Friday, August 17, 2012

Consumer Hood


I have become a walking, talking advertisement for obsolescence.  I still keep a stash of maps in the car “just in case.”  When I arrive at home, I run to “check the answering machine.” There has been no machine connected to my telephone for almost twenty years—just  some electronic function on the line that store my calls seamlessly.  My kids chuckle when I say I need to “dial” someone’s phone number.  I had to show them a phone with a dial in an antique store just so they wouldn’t think I was misusing the English language.  Today, you just “call” and someone answers.

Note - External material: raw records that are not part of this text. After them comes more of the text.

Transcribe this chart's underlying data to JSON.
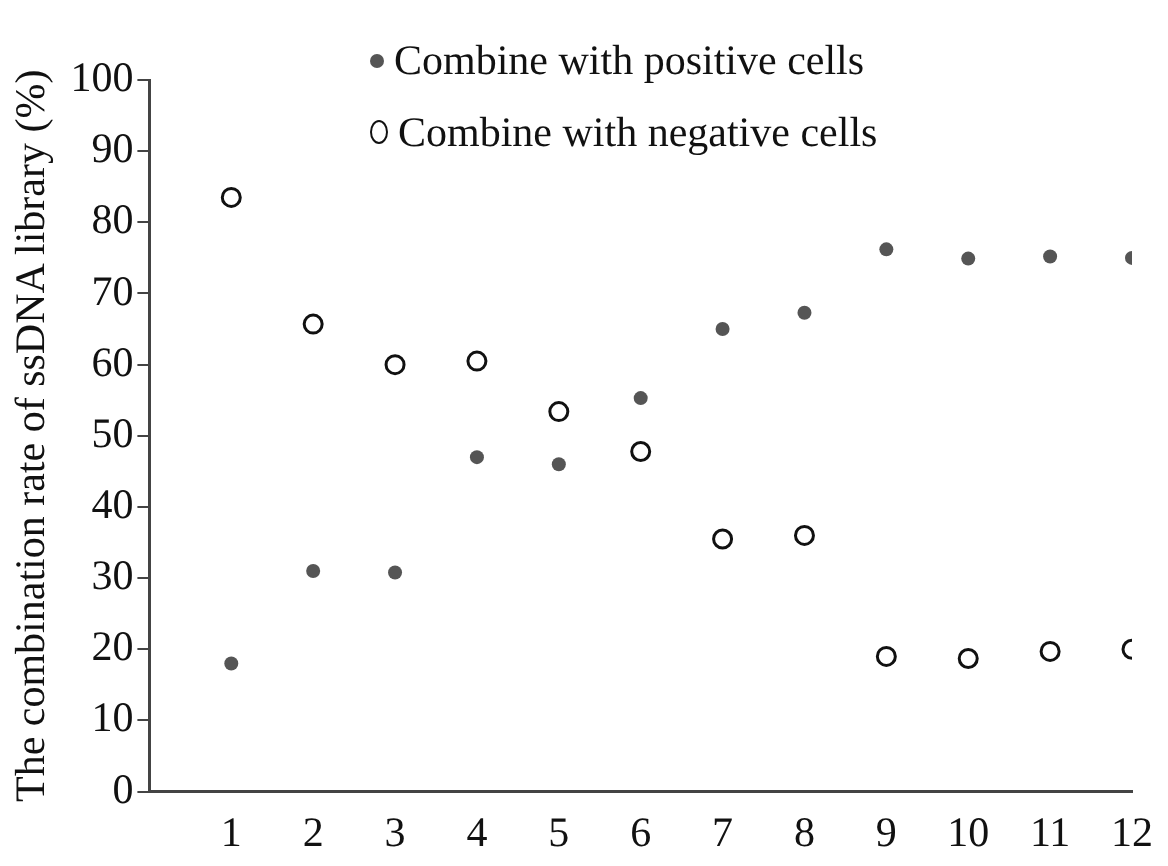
{
  "chart_data": {
    "type": "scatter",
    "ylabel": "The combination rate of ssDNA library (%)",
    "x": [
      1,
      2,
      3,
      4,
      5,
      6,
      7,
      8,
      9,
      10,
      11,
      12
    ],
    "series": [
      {
        "name": "Combine with positive cells",
        "color": "#555555",
        "values": [
          18,
          31,
          30.8,
          47,
          46,
          55.3,
          65,
          67.3,
          76.2,
          74.9,
          75.2,
          75
        ]
      },
      {
        "name": "Combine with negative cells",
        "color": "#111111",
        "values": [
          83.5,
          65.7,
          60,
          60.5,
          53.4,
          47.8,
          35.5,
          36,
          19,
          18.7,
          19.7,
          20
        ]
      }
    ],
    "xlim": [
      0,
      12
    ],
    "xticks": [
      1,
      2,
      3,
      4,
      5,
      6,
      7,
      8,
      9,
      10,
      11,
      12
    ],
    "ylim": [
      0,
      100
    ],
    "yticks": [
      0,
      10,
      20,
      30,
      40,
      50,
      60,
      70,
      80,
      90,
      100
    ],
    "grid": false,
    "legend": "top",
    "marker": "circle"
  }
}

A few years ago, my husband and I began collecting and restoring old mechanical typewriters.  Besides the midcentury chic of their industrial design, these machines convey a special sort of nostalgia.  Not so many years ago, touch typing was a true skill.  I was able to make a great living during my college days because I could type around 38 words per minute.  If you sit down at one of those relics today this seems like quite a feat.  When I typed papers for school, I had to push each key about two inches to cause the associated typebar to strike the platen.  In those days, accuracy was paramount, as corrections were clumsy and frowned upon.  This was especially true if you were making carbon copies, another obsolete concept.  I laugh every time I “cc:” someone on an email today.  My kids were surprised to discover that this abbreviation for “carbon copy” was also a vestige of a bygone era.  Today, there is no typing class in the public school curriculum, but instead of music class, all first graders learn “keyboarding.”

Just how many nouns have we turned into new-fangled verbs?  We “text” our messages, “Google” our colleagues, “friend” our acquaintances, and “tweet” our opinions.   We also “bookmark” our favorite websites, yet we no longer have books.  In addition, we have stopped changing our minds or reinventing ourselves; now, we become “version 2.0.”  Most disturbing, we live in a world where brainfarts are good and cookies are bad.

Today, as I was running back-to-college errands with my daughter (the summer was over so fast!), shaking my head at the vacant Tower Records and Blockbuster Video stores, my purse fell from the seat and dumped out half its contents.  Here, I realized sadly, was yet another of symbol of times-gone-by biting the dust.  For there on my “keychain” was not a single key—just an electronic fob (used to sense my proximity to the car) as well as nearly two dozen laminated, bar-coded membership cards.  These cards are used to track my consumer behaviors at supermarkets, drugstores, mall retail stores, and restaurants chains.  In most cases retailers hold me hostage, demanding that I “check in” with my card in exchange for fair market prices.  Other cards have the ability to reveal how often I visit the gym or the library.  

As consumers, we have our heads in the clouds while the threatening “cloud” becomes more and more ominous.  We are sitting prey to the electronic consumer industrial complex, powerless to protect our privacy or our money from those who would have us part company.  I continue to tiptoe through the world, ever the skeptic and late adopter, while everything and everyone around me travels at warp speed and transforms before my eyes.  There is one upside: I no longer fear losing my keys, as I have none.  To that, the big bad wolf says, “All the better to sell to you, my dear.”